Here is a small project that you can play around with to see effects of data alignment. The demo allocates 10.000 items at the size of 512 bytes as one block, and adds an offset (0 .. 25) from the original block start to the item address. Each block gets a key value from a Random double; Random seed is reset for each offset iteration. Each fill and sort is repeated 5 times to try to avoid random interference from the OS etc. The “read and write” of the data for sorting, doesn’t actually move all the data, just the key (Double) and a simulated move of the block size into a local buffer. A fullblown sort with data move would add a few move moves, which would add more boundary overhead.


This is average fill+sort time (raw TDateTime value). Notice the difference on 8 byte boundaries.

Well known C++ guru, Herb Sutter held a presentation “Machine Architecture: Things Your Programming Language Never Told You” for the North West C++ Users Group. He can convey this knowledge far more entertaining and far more effective than I can. BTW, he also have several interesting articles on concurrency.

To quote the notes on the video: High-level languages insulate the programmer from the machine.
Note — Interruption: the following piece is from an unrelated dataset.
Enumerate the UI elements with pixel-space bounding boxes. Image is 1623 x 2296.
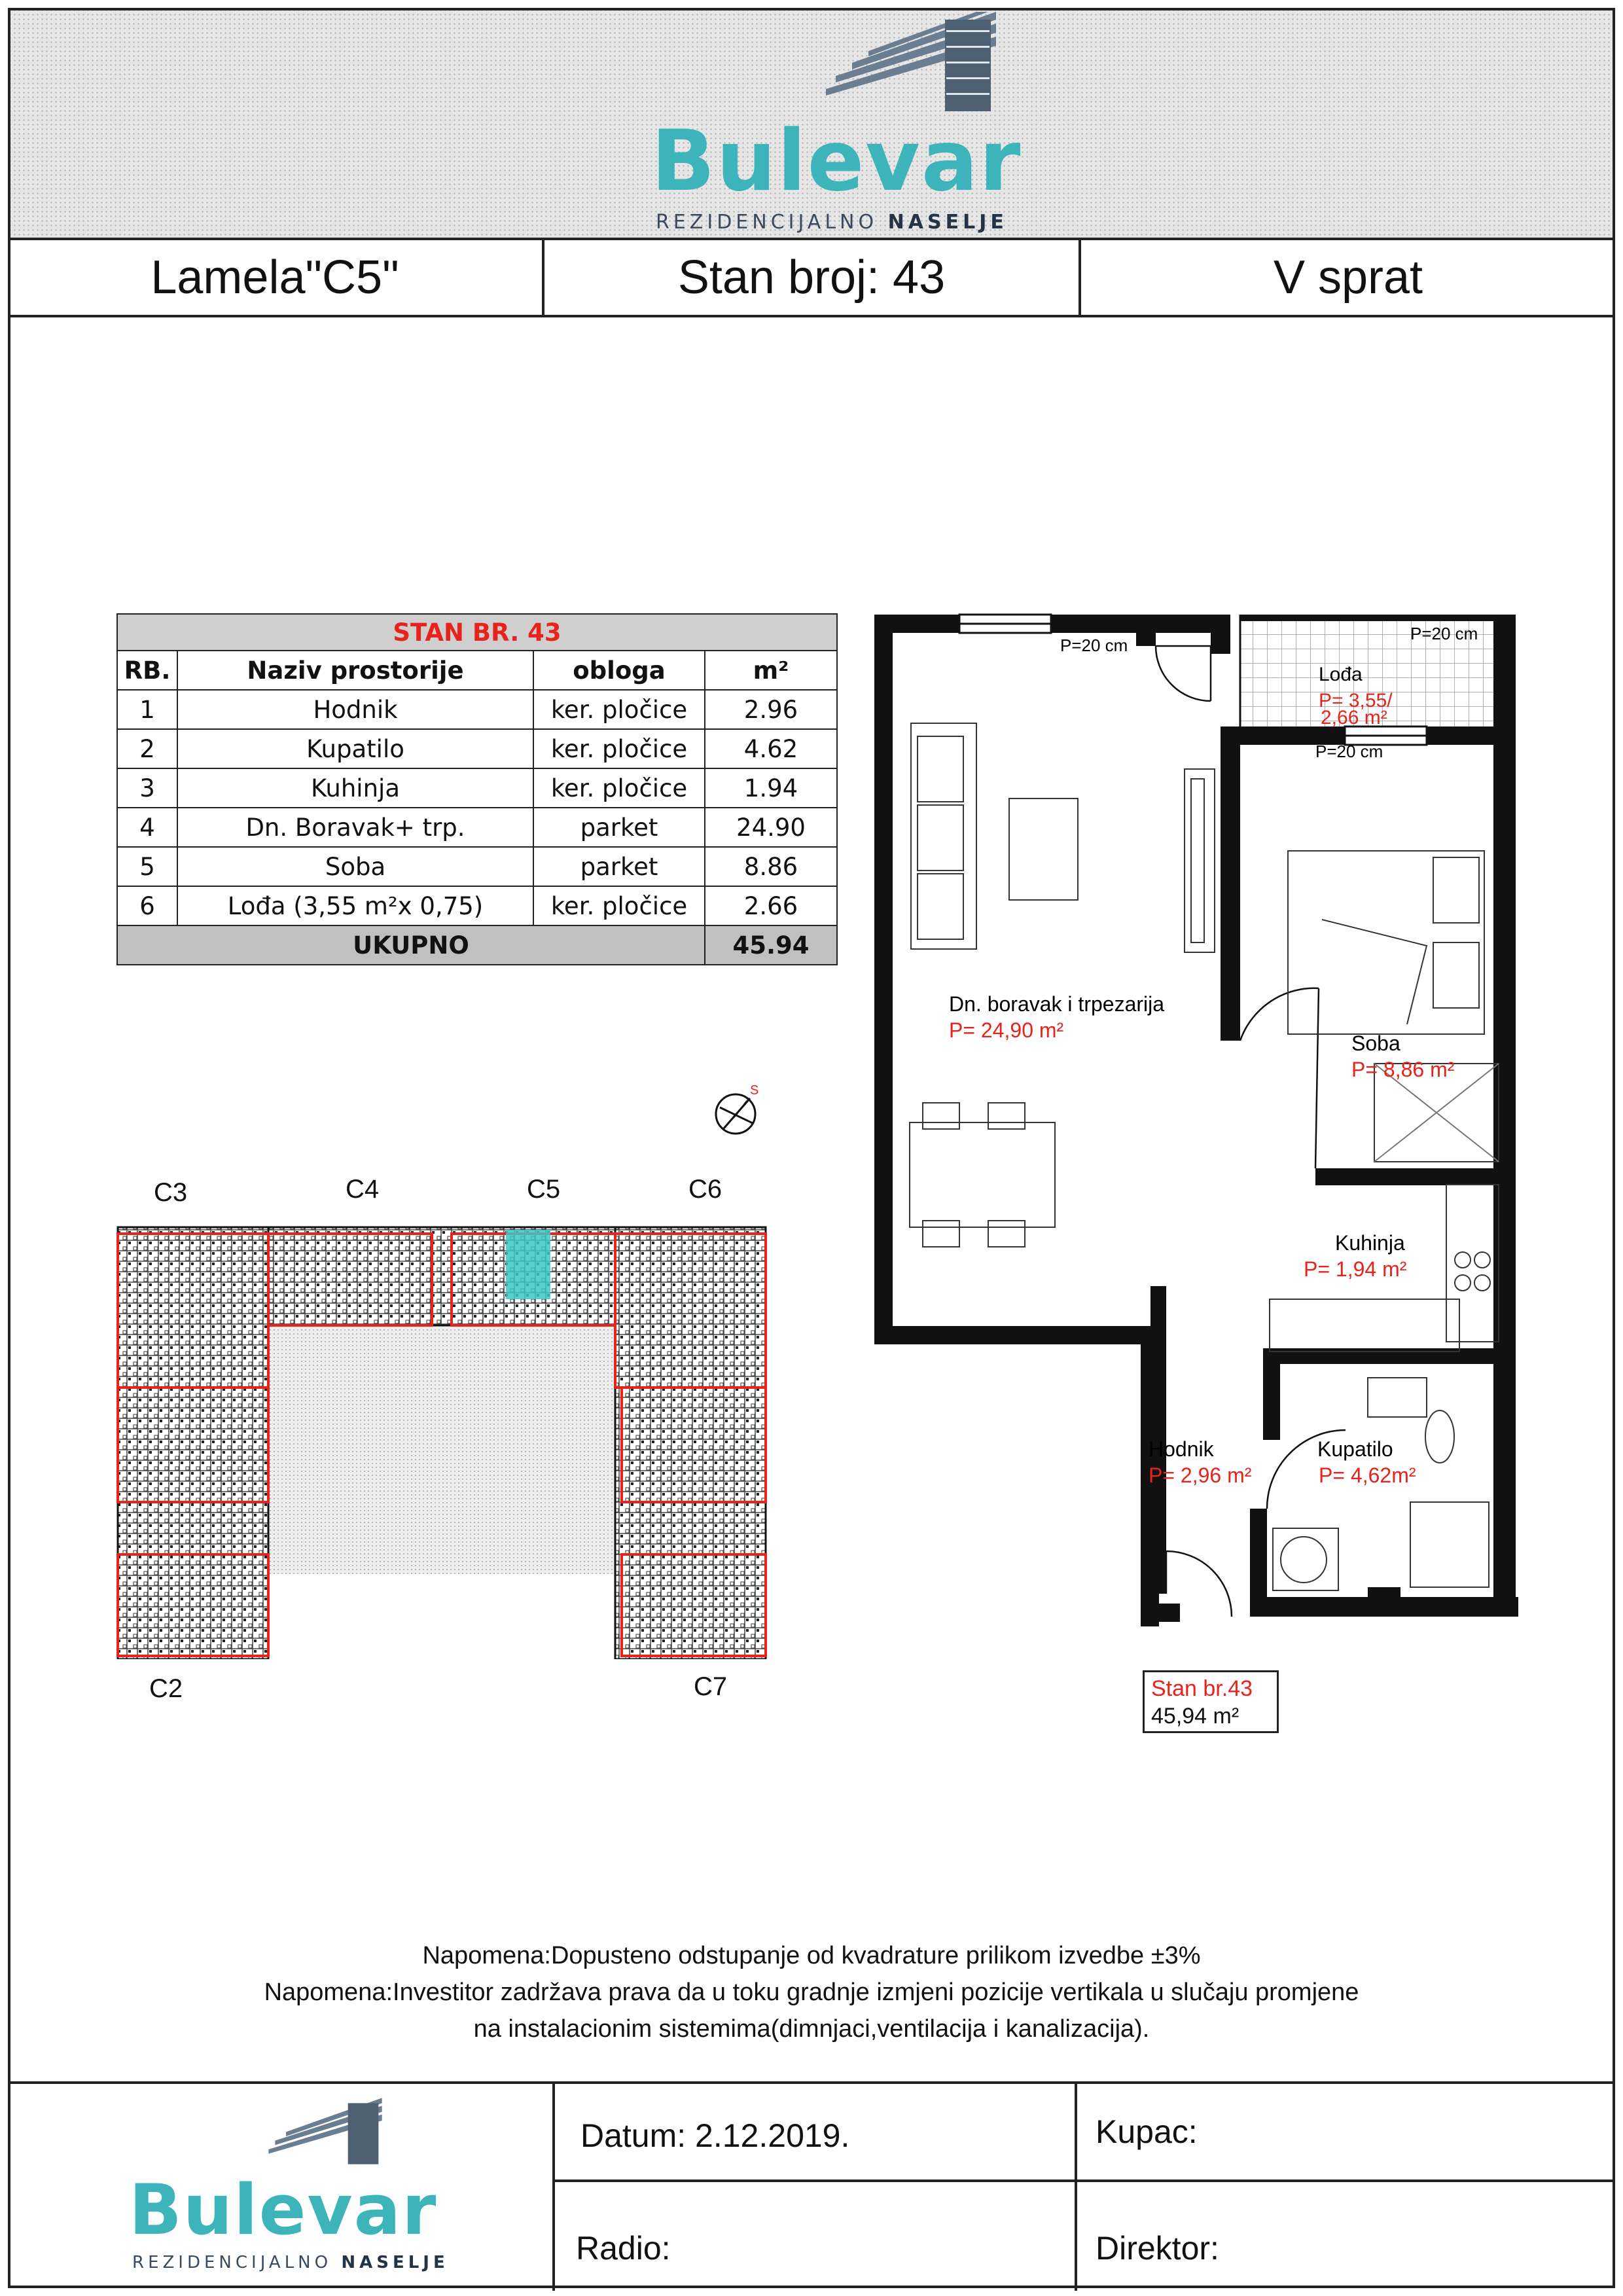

That’s a wonderful thing — except when it obscures the answers to the fundamental questions of “What does the program do?” and “How much does it cost?” The C++/C#/Java programmer is less insulated than most, and still we find that programmers are consistently surprised at what simple code actually does and how expensive it can be — not because of any complexity of a language, but because of being unaware of the complexity of the machine on which the program actually runs. This talk examines the “real meanings” and “true costs” of the code we write and run especially on commodity and server systems, by delving into the performance effects of bandwidth vs. latency limitations, the ever-deepening memory hierarchy, the changing costs arising from the hardware concurrency explosion, memory model effects all the way from the compiler to the CPU to the chipset to the cache, and more — and what you can do about them.

Herb Sutter is an excellent speaker, so find a quiet spot, pull out the popcorn, and set aside 1 hour and 56 minutes for a very entertaining and very enlightening session on the true cost of accessing memory.